There are nine characteristics protected under the Equality Act 2010. Sexual orientation is one of these characteristics.
Sexual orientation is whether a person's sexual attraction is towards their own sex, the opposite sex or to both sexes.
Supporting young people who are coming out
Coming out is when a child or young person tells other people about their sexuality or sexual orientation. Young people may feel comfortable doing this in different ways and at different ages. LBGTQ+ young people who choose to come out will often have to come out several times to different people, which can be stressful for them.
Coming out was the top concern for LGBTQ+ young people contacting Childline about sexual and gender identity in 2020/21. Many young people are worried about how their family will react if they came out, while children who had come out to their family felt they weren’t taken seriously or didn’t feel they could be themselves.
LGBT in Britain
Stonewall commissioned YouGov to carry out a survey asking more than 5,000 lesbian, gay, bi and trans (LGBT) people across England, Scotland and Wales about their life in Britain today.
This report, part of a series based on the research, investigates the specific experiences of LGBT people at home, in LGBT communities and in their faith communities. The study reveals the extent to which LGBT people still lack support from family members and that many LGBT people don’t feel able to be open about their sexual orientation and gender identity. It also looks at how inclusive LGBT specific places are and investigates incidences of discrimination within LGBT communities.
The importance of using inclusive language
In this talk, diversity trainer and activist Fahad Saeed addresses the persistent myth that inclusive language and acronyms create more barriers than they tear down. Sharing his own experiences as a gay Muslim man born to immigrant parents, he explains how redefining the constructs around personal identity can have positive repercussions in marginalized communities and beyond.
3 ways to be a better ally in the workplace
We're taught to believe that hard work and dedication will lead to success, but that's not always the case. Gender, race, ethnicity, religion, disability, sexual orientation are among the many factors that affect our chances, says writer and advocate Melinda Briana Epler, and it's up to each of us to be allies for those who face discrimination. In this actionable talk, she shares three ways to support people who are underrepresented in the workplace.
"There's no magic wand for correcting diversity and inclusion," she says. "Change happens one person at a time, one act at a time, one word at a time."
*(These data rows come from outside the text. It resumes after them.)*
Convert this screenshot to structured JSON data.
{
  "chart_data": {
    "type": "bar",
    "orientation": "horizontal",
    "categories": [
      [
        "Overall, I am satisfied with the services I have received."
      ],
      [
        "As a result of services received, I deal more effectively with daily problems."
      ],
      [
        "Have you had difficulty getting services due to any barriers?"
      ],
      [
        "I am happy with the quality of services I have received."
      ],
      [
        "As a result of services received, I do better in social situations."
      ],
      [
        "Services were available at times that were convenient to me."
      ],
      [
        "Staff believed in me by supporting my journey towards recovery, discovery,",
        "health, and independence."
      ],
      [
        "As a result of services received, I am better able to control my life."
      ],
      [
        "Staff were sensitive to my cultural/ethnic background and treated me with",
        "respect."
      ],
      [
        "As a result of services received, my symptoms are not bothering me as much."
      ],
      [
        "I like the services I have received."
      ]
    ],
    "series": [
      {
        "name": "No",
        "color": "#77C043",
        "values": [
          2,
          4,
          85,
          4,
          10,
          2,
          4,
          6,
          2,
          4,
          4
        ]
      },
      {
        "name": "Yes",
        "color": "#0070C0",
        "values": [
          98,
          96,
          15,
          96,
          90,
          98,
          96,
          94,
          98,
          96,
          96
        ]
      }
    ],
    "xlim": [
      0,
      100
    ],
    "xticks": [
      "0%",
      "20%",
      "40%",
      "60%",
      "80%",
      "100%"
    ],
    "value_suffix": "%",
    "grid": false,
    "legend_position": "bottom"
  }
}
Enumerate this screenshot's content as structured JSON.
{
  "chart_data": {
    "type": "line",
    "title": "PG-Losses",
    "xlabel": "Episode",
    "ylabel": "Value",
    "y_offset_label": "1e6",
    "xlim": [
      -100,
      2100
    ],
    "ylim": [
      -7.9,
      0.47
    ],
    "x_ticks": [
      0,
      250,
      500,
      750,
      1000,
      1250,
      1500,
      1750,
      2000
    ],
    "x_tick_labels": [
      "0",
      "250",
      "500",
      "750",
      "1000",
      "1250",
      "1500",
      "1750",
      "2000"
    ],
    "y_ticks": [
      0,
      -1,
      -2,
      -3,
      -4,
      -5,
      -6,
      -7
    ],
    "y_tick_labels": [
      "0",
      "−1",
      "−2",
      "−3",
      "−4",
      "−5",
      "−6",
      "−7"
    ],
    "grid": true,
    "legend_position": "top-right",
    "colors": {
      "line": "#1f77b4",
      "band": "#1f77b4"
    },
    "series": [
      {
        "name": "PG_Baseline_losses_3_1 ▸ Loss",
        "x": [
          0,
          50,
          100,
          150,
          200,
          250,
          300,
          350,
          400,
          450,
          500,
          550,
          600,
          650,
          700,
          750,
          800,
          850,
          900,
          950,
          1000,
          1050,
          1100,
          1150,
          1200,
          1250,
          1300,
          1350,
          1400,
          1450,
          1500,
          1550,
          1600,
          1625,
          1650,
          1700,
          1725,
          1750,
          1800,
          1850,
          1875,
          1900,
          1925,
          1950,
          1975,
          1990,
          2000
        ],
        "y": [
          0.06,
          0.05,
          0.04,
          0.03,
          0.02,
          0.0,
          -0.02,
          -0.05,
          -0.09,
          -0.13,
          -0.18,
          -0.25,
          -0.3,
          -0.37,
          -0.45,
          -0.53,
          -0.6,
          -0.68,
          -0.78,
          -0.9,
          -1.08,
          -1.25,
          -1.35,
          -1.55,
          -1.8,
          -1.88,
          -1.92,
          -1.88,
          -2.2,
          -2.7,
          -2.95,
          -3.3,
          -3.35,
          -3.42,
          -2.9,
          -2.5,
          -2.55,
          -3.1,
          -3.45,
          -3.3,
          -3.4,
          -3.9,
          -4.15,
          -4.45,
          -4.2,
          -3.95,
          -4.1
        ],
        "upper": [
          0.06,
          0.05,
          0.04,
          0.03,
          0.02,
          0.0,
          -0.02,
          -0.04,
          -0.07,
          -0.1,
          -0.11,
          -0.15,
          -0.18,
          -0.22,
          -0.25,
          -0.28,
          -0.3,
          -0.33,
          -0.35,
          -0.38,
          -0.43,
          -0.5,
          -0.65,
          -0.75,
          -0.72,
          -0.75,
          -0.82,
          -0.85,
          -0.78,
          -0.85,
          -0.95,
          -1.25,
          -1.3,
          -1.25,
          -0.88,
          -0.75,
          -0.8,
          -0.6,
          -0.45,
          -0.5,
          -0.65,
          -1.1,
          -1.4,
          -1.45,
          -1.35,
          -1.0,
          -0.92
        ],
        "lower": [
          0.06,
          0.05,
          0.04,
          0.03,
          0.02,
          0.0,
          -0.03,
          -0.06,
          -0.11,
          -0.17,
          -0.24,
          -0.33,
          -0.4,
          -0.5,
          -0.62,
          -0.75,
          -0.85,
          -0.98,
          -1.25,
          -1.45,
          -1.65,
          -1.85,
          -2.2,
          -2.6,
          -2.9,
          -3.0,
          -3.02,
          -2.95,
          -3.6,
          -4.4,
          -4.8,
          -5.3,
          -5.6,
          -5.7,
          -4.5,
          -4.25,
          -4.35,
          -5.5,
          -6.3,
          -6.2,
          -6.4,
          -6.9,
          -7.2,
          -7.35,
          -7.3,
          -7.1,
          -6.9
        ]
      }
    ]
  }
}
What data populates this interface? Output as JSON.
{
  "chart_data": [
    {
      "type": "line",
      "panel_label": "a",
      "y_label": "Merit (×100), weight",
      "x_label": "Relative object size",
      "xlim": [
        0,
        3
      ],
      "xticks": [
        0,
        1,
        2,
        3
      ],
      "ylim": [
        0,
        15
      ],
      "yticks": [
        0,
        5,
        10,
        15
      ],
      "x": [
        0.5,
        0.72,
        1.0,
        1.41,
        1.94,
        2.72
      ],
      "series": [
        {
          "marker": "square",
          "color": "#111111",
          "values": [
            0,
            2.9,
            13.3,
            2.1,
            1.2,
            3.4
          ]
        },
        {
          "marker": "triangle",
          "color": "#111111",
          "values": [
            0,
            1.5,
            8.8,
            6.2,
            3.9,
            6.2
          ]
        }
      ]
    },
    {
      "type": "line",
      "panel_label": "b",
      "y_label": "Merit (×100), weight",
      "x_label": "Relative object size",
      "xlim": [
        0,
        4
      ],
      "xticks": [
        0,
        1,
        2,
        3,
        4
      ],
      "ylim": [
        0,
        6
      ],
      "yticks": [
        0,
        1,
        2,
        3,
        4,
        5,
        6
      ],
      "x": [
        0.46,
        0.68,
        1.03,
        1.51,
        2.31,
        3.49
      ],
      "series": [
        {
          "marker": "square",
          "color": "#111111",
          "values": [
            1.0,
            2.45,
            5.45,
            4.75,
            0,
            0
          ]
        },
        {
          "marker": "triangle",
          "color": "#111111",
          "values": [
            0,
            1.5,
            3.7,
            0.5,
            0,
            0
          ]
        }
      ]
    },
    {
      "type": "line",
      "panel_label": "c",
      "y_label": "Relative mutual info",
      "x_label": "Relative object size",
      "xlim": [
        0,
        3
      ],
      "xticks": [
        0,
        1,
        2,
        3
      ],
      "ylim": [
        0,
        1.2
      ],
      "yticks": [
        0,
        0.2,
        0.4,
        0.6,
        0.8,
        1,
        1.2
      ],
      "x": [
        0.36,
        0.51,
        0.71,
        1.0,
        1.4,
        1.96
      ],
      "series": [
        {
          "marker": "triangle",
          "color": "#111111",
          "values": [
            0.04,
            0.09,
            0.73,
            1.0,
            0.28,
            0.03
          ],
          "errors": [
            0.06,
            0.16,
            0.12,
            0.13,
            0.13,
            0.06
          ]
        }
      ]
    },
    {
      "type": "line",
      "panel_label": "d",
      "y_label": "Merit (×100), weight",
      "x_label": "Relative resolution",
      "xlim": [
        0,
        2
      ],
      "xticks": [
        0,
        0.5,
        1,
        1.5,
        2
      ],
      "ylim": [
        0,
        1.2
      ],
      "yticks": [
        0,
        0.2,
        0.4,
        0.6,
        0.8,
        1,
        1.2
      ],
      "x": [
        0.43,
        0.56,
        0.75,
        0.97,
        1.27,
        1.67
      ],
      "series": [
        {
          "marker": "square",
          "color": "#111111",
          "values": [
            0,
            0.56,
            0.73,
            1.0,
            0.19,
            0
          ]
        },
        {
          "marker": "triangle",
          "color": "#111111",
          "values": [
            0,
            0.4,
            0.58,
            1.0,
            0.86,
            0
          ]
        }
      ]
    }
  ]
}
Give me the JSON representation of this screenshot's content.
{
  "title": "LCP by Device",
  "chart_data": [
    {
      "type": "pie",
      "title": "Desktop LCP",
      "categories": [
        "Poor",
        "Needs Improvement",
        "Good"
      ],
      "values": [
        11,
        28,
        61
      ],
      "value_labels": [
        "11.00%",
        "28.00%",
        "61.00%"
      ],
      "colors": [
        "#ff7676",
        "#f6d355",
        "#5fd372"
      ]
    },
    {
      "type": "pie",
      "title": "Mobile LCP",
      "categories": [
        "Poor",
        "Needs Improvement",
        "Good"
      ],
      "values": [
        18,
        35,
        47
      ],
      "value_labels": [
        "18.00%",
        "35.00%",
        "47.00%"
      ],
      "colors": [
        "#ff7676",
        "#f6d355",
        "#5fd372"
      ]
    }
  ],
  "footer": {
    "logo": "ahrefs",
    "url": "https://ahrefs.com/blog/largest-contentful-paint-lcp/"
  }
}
Working with LGBTQI+ Disabled People: top tips for personal assistants and support workers
Provides information for personal assistants (PAs), support workers, social workers and other social care staff working with LGBTQI+ Disabled People. It is based on research in England carried out by a partnership of the University of Bristol, Regard (the national LGBTQI+ Disabled People’s organisation), the Social Care Institute for Excellence (SCIE) and Stonewall. The research was funded by the National Institute for Health Research (NIHR) School for Social Care Research.
LGBTQ History – English Heritage
Individuals throughout history have lived radical private lives outside the accepted sexual and gender norms of the time. However, LGBTQ history is often hidden from view. Expression of same-sex love and gender non-conformity has been constrained by both repressive social attitudes and criminal persecution. The few first-hand accounts made of LGBTQ experience were often destroyed for self-protection.
By uncovering the LGBTQ stories that have survived, researchers can start to represent the true diversity of sexuality and gender in the history of England. Find out more about the lives of England’s LGBTQ people and their important place in the stories of English Heritage sites.
The East Sussex Lesbian, Gay, Bisexual, Trans and Queer plus (LGBTQ+) Needs Assessment
JSNA - Comprehensive Needs Assessments (eastsussexjsna.org.uk)
The report provides an overview of the health needs and experiences of LGBTQ+ people across the life course, including health behaviours, health status and disability, experience and use of services, COVID19 and wider determinants of health. It also explores best practice and then makes a series of recommendations. It’ll be useful to anyone seeking data on health outcomes and disparities for LGBTQ+ people focused on the local areas (for equality impact assessments for example) and insights into barriers to services and what can be done to remove or avoid them.